The Michigan State Historic Preservation Office selected the Capitol Theatre project for:
- Showing a commitment to “doing the job right” reflecting the highest preservation standards and ethics
- Reflecting a spirit of cooperation and teamwork by bringing together varied partners
- Leveraging the SHPO/State Archaeology programs or expertise or other state incentive programs
- Having strong support from and/or direct involvement from community members
“The collaboration between the nonprofit sector, Michigan Economic Development Corp. and private foundations underscores the hard work needed to bring a complex project such as the Capitol Theatre rehabilitation to fruition,” says State Historic Preservation Officer Brian D. Conway. “Careful attention was paid to restoring many of the historic features of the building and auditorium while modernizing it for today’s audiences. This project has brightened the community and the Flint area has a new destination for education and entertainment.”
The Capitol was designed by the world-renowned architect John Eberson and constructed and developed by WS Butterfield Theatres, Inc. in 1928. Built in Italian renaissance style, one ceiling was designed after the outer vestibule of St.
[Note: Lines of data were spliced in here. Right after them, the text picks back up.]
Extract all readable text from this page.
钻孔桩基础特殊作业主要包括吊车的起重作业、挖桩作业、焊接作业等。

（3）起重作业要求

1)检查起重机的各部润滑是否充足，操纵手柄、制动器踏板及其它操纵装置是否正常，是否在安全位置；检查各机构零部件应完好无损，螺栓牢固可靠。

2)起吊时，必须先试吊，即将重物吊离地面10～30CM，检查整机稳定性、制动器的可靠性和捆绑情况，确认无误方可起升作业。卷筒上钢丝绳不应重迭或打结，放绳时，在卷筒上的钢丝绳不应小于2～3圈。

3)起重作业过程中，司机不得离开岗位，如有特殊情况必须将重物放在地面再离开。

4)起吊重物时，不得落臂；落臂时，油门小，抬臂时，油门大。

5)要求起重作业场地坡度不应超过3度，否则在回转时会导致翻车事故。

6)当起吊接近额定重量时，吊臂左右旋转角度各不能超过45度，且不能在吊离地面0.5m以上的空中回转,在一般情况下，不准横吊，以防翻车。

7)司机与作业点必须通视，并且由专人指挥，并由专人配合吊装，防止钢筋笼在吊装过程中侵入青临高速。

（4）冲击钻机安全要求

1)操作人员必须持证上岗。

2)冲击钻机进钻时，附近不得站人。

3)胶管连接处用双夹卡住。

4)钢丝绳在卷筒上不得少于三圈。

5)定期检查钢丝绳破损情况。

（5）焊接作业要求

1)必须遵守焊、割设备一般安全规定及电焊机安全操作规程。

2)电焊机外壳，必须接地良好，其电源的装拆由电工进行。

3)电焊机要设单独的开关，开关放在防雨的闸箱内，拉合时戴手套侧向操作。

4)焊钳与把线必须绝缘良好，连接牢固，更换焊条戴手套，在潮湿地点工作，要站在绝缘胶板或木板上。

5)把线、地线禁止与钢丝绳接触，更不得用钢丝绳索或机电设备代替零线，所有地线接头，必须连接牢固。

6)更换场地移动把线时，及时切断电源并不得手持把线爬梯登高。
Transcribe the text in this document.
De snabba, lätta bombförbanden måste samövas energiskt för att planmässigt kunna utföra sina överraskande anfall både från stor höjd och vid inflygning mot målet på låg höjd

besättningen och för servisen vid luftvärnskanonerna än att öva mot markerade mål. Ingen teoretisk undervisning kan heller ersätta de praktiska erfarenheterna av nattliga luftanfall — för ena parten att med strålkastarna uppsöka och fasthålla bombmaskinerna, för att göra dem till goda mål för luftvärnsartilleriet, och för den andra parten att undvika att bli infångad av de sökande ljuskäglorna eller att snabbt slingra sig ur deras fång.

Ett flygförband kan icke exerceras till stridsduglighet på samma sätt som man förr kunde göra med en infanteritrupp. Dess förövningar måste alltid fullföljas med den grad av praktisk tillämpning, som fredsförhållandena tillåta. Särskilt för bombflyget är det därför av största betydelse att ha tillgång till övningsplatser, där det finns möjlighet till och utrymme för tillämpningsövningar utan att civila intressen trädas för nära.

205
Peter’s Cathedral in Rome and interior walls recreate views of buildings that evoke old Italy.
“The Capitol, along with being an architectural jewel, is a state-of-the-art performance arts theatre,” says Mark Sinila, chief operating officer of the Flint Cultural Center Corp. and interim director of The Whiting, which manages theatre operations. “It is a tremendous addition to our portfolio of entertainment venues in Flint.”
The Governor’s Awards for Historic Preservation are presented in May during National Historic Preservation Month and recognize, among others, developers who transform underutilized historic structures into vital economic assets while striving to preserve Michigan’s important historic and cultural resources.